A lot of times, the students will come in and say they need to talk with Cassie or brush her. Sometimes, that is all they need and then leave.

“When the students are sick or injured, they don’t have heightened anxiety anymore. She has brought a calmness to the office that I did not have 17 years prior to last year. My vision and hearing screenings go faster with her in the room,” said Schakel.

At the Quashnet School, there is a door between Withington’s office and the nurse’s office and Keiki is available to the nurse when needed.

“In the guidance office, we have therapeutic tools, including Keiki. It boils down to basic needs for the child, it goes much better when a child comes in and begins to play out what is going on at home or the stress in the school culture,” said Withington.

Keiki also walks the halls with Withington and is among the students most of the school day. She helps out in various situations, the kids all know her and are always respectful towards her.

Withington gives the example of a situation where Keiki helped a mother and her child.

The child was new to the school and was having a difficult time letting her mother leave. With Keiki’s companionship, the student was able to go into the classroom and the mother managed to say goodbye.

The Educational Piece

The Mashpee school system’s educational model and district goal this year is supporting children’s emotional wellbeing, and the therapy dogs play a huge role in that, said Schakel.
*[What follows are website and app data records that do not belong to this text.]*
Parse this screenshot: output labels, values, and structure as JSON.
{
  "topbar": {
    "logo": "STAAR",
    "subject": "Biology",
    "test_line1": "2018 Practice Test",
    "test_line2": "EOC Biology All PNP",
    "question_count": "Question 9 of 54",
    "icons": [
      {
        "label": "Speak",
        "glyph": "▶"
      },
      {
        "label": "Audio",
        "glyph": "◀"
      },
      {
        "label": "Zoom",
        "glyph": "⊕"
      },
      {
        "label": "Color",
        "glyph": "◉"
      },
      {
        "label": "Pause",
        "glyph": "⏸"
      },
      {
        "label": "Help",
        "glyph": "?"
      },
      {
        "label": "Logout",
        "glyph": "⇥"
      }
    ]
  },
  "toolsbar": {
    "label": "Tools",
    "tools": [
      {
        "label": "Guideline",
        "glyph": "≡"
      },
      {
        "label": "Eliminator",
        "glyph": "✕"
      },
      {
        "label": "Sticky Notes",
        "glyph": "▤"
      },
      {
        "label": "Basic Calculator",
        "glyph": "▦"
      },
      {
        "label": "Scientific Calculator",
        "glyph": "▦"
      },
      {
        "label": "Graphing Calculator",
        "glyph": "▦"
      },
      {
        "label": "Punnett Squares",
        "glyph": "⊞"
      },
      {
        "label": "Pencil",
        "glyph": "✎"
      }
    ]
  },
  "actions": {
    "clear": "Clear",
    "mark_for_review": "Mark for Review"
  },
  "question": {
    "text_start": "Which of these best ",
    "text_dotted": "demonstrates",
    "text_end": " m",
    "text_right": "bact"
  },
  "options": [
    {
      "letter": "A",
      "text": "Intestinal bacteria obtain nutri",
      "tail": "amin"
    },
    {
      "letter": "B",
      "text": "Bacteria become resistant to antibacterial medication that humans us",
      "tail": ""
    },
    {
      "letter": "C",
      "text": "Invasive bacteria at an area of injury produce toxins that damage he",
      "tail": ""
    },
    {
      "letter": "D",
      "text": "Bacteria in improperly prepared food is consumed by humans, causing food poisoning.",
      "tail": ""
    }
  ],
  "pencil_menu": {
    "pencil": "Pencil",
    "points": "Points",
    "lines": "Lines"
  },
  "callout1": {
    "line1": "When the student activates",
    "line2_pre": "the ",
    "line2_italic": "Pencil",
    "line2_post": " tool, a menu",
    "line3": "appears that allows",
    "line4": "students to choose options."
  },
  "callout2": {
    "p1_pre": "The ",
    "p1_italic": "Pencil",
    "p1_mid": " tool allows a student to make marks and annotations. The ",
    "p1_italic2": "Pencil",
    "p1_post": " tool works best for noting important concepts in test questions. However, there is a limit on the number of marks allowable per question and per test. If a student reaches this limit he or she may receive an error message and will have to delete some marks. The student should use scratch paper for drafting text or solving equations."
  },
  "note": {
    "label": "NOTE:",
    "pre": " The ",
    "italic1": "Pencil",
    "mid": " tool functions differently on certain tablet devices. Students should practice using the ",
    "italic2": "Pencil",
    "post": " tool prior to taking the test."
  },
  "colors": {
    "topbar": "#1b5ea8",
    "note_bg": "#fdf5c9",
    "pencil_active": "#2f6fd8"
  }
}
“I try to incorporate her into the curriculum. When a student is doing something with her, they are learning a new skill such as brushing is self-care.

“She is a good listener when a student reads to her, she is non-judgmental if a student makes a mistake or stutters.

This year there are two students who are having difficulties learning sight words. They come in to see Cassie with the premise they are teaching Cassie how to read the words. The students’ flashcards match Cassie’s so they can teach her how to “read” while in reality, they are learning how to read.

Education also involves teaching the students about safety with the dogs and to remember to treat them gently even when the students are upset or angry.

“Praise and positive interventions teach the students a lot of social skills,” said Withington. “You never ask a dog to come to you so that you may scold her.”

Schakel and Withington have had the support of the schools’ Superintendent Patricia DeBoer and the Mashpee School Committee. They stress the importance of the support and process for credentialing that is necessary to the success of the program.